Person image generation through graph-based and appearance-decomposed generative adversarial network

PeerJ Comput Sci. 2021 Dec 24:7:e761. doi: 10.7717/peerj-cs.761. eCollection 2021.

Abstract

Due to the sophisticated entanglements for non-rigid deformation, generating person images from source pose to target pose is a challenging work. In this paper, we present a novel framework to generate person images with shape consistency and appearance consistency. The proposed framework leverages the graph network to infer the global relationship of source pose and target pose in a graph for better pose transfer. Moreover, we decompose the source image into different attributes (e.g., hair, clothes, pants and shoes) and combine them with the pose coding through operation method to generate a more realistic person image. We adopt an alternate updating strategy to promote mutual guidance between pose modules and appearance modules for better person image quality. Qualitative and quantitative experiments were carried out on the DeepFashion dateset. The efficacy of the presented framework are verified.

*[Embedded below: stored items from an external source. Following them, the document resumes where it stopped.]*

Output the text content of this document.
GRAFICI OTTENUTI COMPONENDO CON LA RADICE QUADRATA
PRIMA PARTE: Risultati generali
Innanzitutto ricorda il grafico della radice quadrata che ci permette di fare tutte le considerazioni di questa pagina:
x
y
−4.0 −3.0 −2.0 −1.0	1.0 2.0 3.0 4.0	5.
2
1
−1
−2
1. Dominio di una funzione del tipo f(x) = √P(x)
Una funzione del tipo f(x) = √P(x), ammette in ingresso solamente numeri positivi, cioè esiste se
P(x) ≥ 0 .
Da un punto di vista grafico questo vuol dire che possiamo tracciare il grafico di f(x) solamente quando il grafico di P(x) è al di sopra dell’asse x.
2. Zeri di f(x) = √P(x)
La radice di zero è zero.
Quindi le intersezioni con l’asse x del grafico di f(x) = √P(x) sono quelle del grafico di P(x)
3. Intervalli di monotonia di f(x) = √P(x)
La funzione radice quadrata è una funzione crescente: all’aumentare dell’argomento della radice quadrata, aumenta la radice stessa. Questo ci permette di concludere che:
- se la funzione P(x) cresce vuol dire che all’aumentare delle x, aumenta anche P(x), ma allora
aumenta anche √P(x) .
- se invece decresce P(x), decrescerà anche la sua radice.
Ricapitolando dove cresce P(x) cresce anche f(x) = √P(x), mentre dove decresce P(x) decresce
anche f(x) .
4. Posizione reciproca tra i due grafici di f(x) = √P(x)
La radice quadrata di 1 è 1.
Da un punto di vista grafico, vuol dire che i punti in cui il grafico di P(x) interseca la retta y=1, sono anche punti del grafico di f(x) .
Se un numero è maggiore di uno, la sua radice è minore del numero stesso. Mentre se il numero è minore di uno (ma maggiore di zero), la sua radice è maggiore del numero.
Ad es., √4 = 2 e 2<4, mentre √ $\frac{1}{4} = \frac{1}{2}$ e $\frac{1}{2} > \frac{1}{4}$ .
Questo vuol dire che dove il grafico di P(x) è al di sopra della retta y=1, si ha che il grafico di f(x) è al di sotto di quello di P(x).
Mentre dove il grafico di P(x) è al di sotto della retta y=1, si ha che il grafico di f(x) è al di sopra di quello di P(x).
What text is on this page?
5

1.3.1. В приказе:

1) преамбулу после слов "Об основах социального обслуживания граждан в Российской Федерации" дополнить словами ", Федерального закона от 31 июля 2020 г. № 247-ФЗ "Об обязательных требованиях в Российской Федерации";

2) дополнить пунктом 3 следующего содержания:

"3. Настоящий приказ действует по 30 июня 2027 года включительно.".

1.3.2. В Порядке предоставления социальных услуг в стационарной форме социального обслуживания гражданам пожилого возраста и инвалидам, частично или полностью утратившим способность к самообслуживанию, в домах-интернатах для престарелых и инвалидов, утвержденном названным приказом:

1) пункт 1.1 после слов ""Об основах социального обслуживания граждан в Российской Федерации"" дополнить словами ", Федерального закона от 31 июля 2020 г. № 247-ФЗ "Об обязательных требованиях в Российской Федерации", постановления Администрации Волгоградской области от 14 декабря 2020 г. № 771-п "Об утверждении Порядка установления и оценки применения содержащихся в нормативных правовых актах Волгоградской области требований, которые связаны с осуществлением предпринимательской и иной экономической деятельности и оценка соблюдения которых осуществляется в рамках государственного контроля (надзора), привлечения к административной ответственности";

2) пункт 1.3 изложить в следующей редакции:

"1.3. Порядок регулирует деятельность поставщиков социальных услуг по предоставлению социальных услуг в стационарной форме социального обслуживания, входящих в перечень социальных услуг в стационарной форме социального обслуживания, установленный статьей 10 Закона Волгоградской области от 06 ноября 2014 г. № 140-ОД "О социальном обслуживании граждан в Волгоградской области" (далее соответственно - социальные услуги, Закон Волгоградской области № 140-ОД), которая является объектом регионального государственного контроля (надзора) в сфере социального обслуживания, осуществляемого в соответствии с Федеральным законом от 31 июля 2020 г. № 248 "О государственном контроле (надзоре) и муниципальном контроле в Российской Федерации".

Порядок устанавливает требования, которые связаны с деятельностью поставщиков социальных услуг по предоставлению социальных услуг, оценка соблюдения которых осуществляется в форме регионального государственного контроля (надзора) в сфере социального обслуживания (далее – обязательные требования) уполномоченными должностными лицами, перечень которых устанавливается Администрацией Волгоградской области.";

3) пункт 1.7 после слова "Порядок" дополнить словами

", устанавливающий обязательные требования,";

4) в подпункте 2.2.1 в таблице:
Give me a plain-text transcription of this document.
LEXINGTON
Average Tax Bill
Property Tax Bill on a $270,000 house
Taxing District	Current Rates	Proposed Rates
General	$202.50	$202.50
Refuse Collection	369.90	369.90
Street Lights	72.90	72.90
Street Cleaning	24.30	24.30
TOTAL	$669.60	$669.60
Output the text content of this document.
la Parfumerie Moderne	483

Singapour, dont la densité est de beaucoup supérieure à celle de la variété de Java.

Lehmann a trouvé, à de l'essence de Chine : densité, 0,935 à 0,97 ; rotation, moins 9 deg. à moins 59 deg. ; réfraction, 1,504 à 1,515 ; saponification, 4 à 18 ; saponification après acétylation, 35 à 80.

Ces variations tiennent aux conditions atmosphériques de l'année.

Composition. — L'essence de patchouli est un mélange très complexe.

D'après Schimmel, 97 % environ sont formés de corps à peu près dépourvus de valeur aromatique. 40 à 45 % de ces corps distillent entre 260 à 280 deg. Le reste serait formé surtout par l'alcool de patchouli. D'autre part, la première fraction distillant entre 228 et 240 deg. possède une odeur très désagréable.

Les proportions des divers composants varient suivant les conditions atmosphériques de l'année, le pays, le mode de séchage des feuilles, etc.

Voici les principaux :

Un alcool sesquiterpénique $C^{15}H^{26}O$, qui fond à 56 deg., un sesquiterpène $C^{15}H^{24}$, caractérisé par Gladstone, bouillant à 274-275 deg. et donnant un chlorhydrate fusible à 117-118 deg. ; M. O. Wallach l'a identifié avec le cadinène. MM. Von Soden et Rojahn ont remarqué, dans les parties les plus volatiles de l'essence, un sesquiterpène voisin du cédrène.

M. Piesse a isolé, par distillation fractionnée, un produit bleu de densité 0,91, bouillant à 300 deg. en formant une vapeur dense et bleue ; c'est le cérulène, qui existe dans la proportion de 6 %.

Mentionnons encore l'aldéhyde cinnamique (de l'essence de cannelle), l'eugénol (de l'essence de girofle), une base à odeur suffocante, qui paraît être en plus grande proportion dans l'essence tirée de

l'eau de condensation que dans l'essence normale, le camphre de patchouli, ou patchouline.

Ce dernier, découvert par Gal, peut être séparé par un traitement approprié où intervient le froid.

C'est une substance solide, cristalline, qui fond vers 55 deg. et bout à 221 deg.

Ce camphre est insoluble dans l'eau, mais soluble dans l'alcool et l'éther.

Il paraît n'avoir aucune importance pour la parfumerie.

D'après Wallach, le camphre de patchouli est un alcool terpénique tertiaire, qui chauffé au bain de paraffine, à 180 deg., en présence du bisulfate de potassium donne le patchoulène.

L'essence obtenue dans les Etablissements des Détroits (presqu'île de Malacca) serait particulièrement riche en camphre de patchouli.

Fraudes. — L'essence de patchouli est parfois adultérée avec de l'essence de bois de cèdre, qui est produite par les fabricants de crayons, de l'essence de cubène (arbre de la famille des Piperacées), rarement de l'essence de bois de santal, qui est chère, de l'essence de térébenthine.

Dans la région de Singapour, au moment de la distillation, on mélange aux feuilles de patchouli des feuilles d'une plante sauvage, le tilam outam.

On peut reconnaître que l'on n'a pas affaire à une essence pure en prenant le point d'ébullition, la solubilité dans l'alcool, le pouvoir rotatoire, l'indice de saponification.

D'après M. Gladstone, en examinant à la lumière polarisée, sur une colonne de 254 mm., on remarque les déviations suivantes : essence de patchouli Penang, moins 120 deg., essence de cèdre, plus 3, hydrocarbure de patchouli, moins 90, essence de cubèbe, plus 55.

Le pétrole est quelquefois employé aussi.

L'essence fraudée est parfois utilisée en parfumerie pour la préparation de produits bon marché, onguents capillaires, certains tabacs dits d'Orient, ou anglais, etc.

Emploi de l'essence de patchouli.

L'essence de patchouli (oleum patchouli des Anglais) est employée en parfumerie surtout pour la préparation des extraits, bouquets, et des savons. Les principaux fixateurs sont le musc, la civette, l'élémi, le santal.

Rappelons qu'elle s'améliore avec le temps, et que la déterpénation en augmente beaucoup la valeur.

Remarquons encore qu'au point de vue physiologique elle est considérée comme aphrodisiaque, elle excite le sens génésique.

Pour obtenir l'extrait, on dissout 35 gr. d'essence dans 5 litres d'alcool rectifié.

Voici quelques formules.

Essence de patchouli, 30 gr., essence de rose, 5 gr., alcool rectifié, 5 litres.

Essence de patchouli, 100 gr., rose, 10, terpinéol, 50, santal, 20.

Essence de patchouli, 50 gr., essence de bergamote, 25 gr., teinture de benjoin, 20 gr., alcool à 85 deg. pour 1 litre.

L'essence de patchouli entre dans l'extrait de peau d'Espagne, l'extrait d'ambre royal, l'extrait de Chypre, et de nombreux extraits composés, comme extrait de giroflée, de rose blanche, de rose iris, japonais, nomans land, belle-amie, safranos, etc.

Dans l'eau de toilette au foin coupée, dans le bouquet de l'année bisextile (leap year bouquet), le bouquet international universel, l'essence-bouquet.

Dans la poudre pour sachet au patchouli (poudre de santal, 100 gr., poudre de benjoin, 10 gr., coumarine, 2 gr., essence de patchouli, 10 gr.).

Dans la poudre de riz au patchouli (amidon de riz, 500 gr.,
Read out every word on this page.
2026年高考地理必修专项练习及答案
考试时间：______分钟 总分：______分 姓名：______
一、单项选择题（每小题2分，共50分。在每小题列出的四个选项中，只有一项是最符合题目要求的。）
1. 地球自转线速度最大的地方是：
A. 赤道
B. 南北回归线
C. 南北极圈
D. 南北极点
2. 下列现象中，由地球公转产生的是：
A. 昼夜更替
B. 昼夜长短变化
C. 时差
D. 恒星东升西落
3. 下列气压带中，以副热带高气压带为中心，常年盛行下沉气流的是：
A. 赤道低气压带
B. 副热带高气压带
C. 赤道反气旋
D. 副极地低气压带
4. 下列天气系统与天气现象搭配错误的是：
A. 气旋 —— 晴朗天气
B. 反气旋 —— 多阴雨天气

Keywords: Generative adversarial network; Graph network; Image generation; Pose transfer.

Grants and funding

This work was supported by the National Natural Science Foundation of China (Nos. 61462038, 61562039 and 61966016), the Jiangxi Provincial Natural Science Foundation (No. 20212BAB212005), the Science and Technology Planning Project of Jiangxi Provincial Department of Education (Nos. GJJ190217, GJJ190180 and GJJ200428), and the Open Project Program of the State Key Lab of CAD & CG of Zhejiang University (No. A2029). The funders had no role in study design, data collection and analysis, decision to publish, or preparation of the manuscript.